The late colonial-era file on Manto's trial for 'Bu' is several pages long. In between the bureaucratic correspondences and transcripts of Manto's trial, the file also contains the very first English translation of 'Bu'. The type-written translation is littered with grammar corrections, on the text as well as in the margins – in red ink no less. The translator's name is nowhere to be found. As my eyes gazed over the documents I realised that I had wandered on to a crime scene. There lay the translated short story, flat and dead. It had been beaten violently by the coloniser's language. As I turned the pages, parts of the translation would reappear in memos and notes as state officials came to pick apart the dead body, exhume it, probe it and use it as evidence in the courts.

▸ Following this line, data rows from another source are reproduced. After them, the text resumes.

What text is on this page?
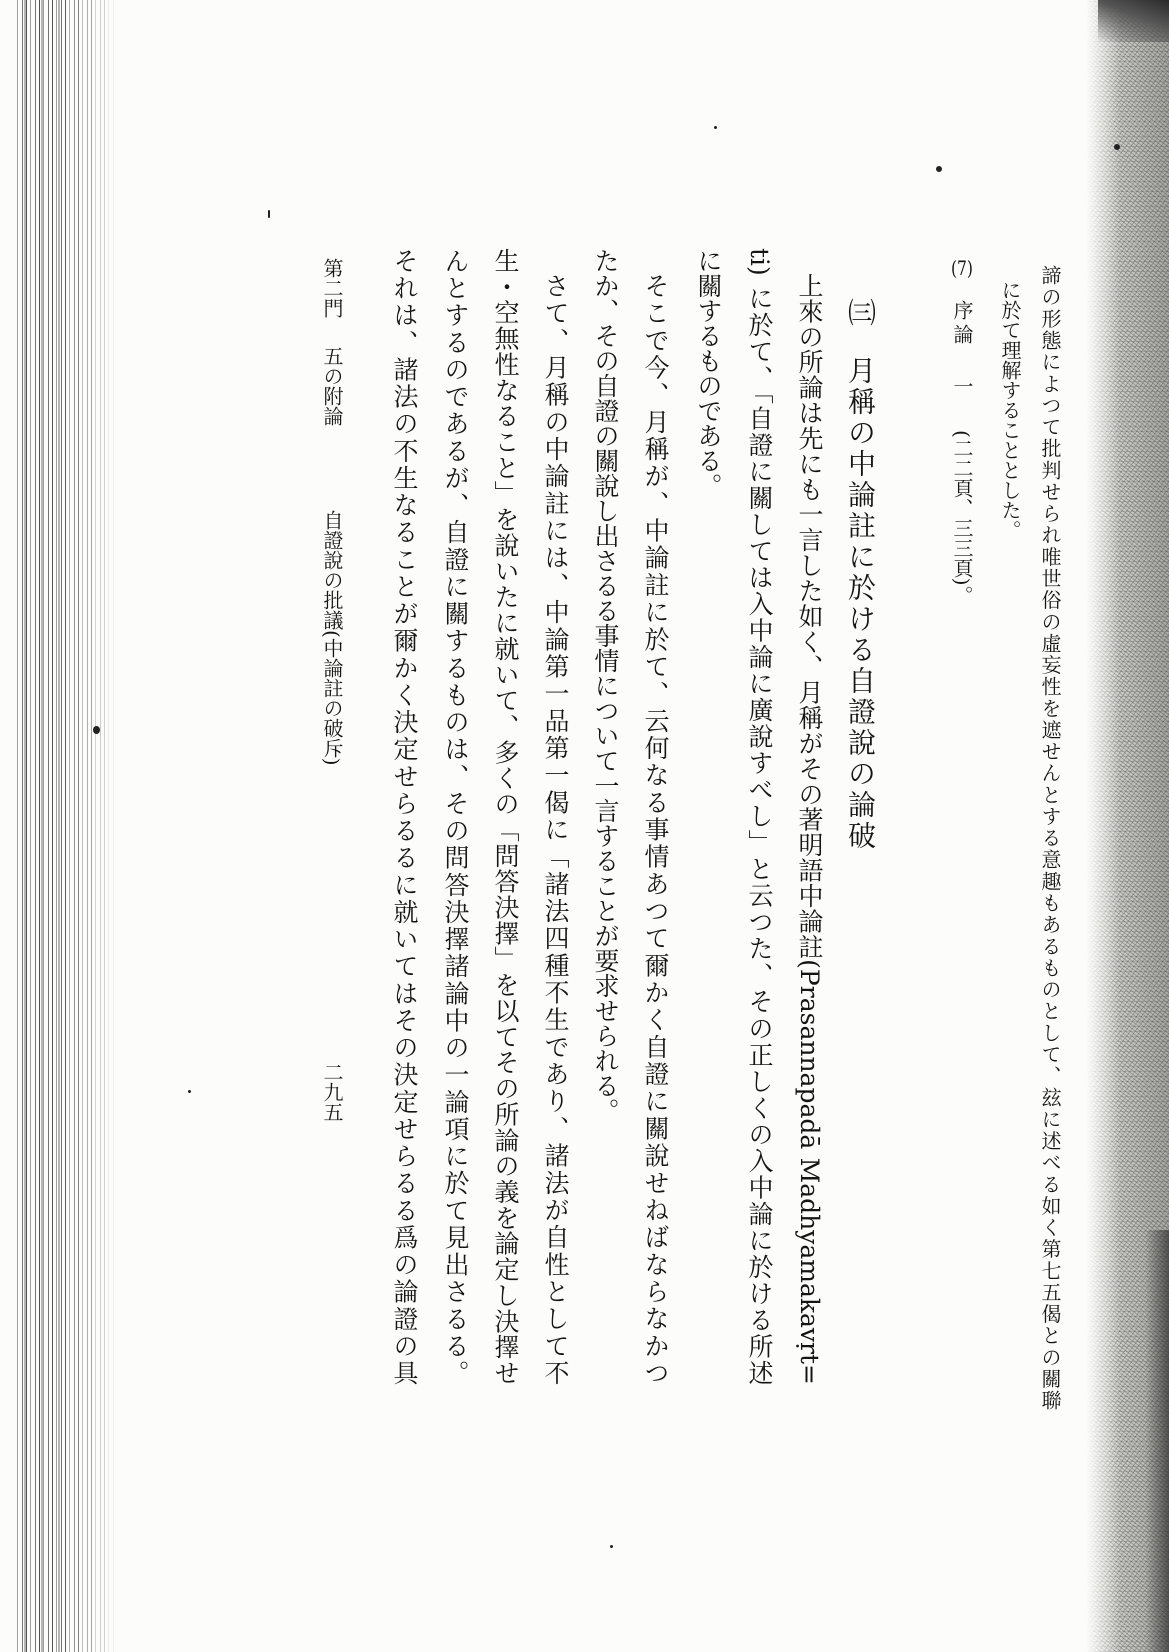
諦の形態によつて批判せられ唯世俗の虛妄性を遮せんとする意趣もあるものとして、玆に述べる如く第七五偈との關聯
に於て理解することとした。
(7)
序論
一
(二二頁、三三頁)。
㈢
月稱の中論註に於ける自證說の論破
上來の所論は先にも一言した如く、月稱がその著明語中論註(Prasannapadā Madhyamakavṛt=
ti) に於て、「自證に關しては入中論に廣說すべし」と云つた、その正しくの入中論に於ける所述
に關するものである。
そこで今、月稱が、中論註に於て、云何なる事情あつて爾かく自證に關說せねばならなかつ
たか、その自證の關說し出さるる事情について一言することが要求せられる。
さて、月稱の中論註には、中論第一品第一偈に「諸法四種不生であり、諸法が自性として不
生・空無性なること」を說いたに就いて、多くの「問答決擇」を以てその所論の義を論定し決擇せ
んとするのであるが、自證に關するものは、その問答決擇諸論中の一論項に於て見出さるる。
それは、諸法の不生なることが爾かく決定せらるるに就いてはその決定せらるる爲の論證の具
第二門
五の附論
自證說の批議(中論註の破斥)
二九五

I also realised I had to re-read 'Bu'. The first time I read it, I had found the story deeply troubling and it had made me uncomfortable. But that is what it is supposed to do, I hear the literary critics say in my head. Manto's writing has a stinging quality, lacerating the reader with dark irony, with prose and diction that is abrasive and bears into you like a twisted knife – this is the hallmark of his genius.